Worldwide mobile connections will reach 5.6 billion in 2011, up 11 percent from 5 billion in 2010, according to Gartner, a market researcher. Mobile data services revenue will rocket to $314.7 billion in 2011, up 22.5% from last year.
The forecast reflects the explosion in sales of smartphones like the Apple iPhone and the Samsung Galaxy as well ultra-lightweight appliances like Hewlett-Packard's TouchPad. It may also explain why large U.S. carriers such as Verizon Wireless now support products like Apple iPhones, which were restricted a year ago to the AT&T network..
Mobile data traffic will increase significantly as more people will have access to mobile data network," said Jessica Ekholm, principal research analyst at Gartner. "Mobile data volumes will continue to grow as mobile data networks become faster and more ubiquitous, while at the same time the number of data users and data usage per user is expected to grow."
"Data revenue will continue to grow but at a much slower rate," Ekholm said. "This is causing a decoupling between revenue and data traffic, and it is also creating an increase in network costs for carriers as they try to sustain growing data traffic."
Worldwide mobile connections will experience steady growth through 2015 when mobile connections are forecast to reach 7.4 billion, and mobile data revenue will reach $552 billion.
Gartner expects communications service providers (CSPs) to increasingly start moving toward offering more flexible and more personalized data plans, which should help capture a larger mobile data user base. CSPs have also upgraded their networks by offering faster download and upload speeds to consumers, which have helped improve the general perception of data quality and thus led to increased data uptake.
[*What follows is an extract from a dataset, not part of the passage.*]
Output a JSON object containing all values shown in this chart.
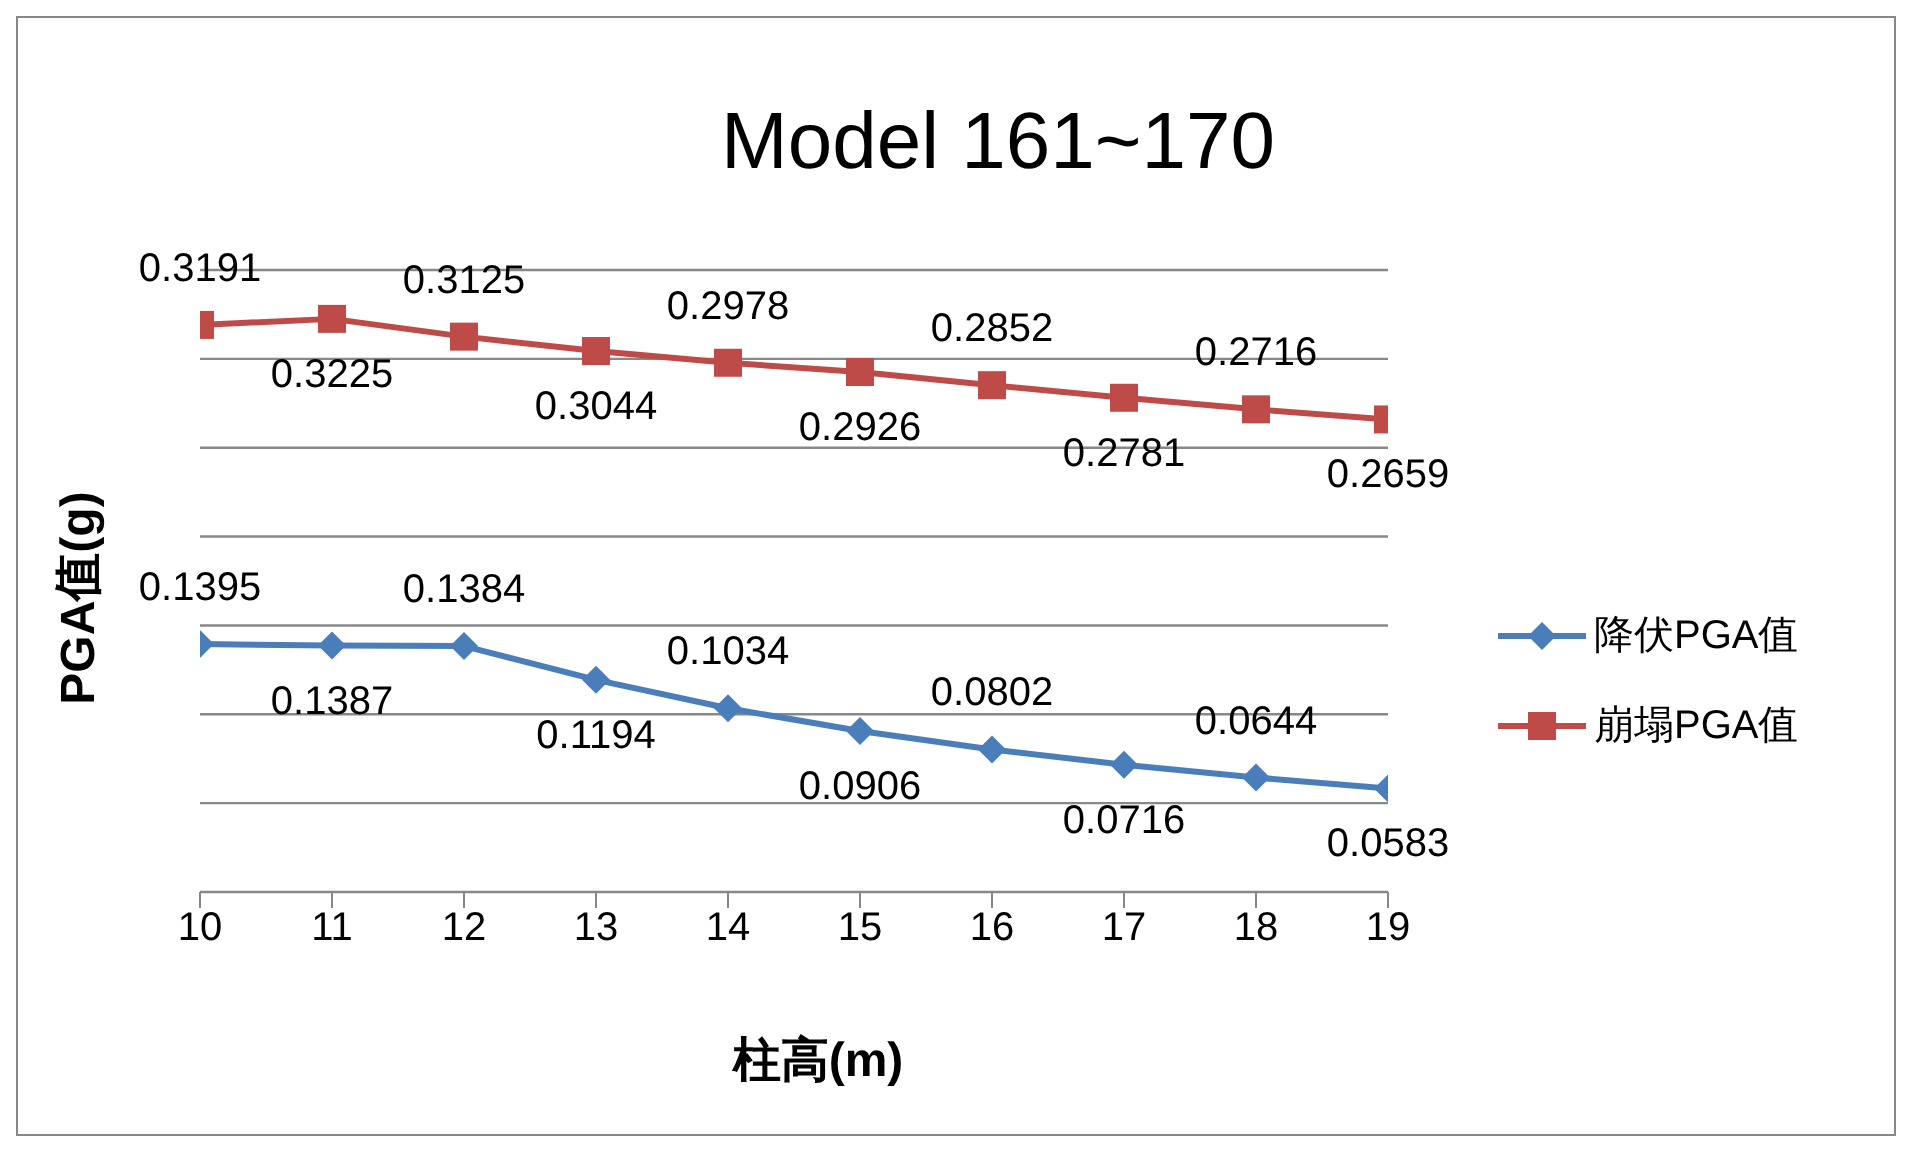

Gartner analysts said carriers should investigate the pros and the cons of more customized pricing plans, such as tiered pricing, a la carte and usage-based plans, carefully weighing additional costs and future benefits. Additionally, CSPs should look to offer increased flexibility in pricing and introduce add-on pricing models, in which users are able to add data access when they want to. These add-on pricing models could include paying for additional usage and additional speed, and charging a fee for voice over Internet Protocol (VoIP) or for gaming.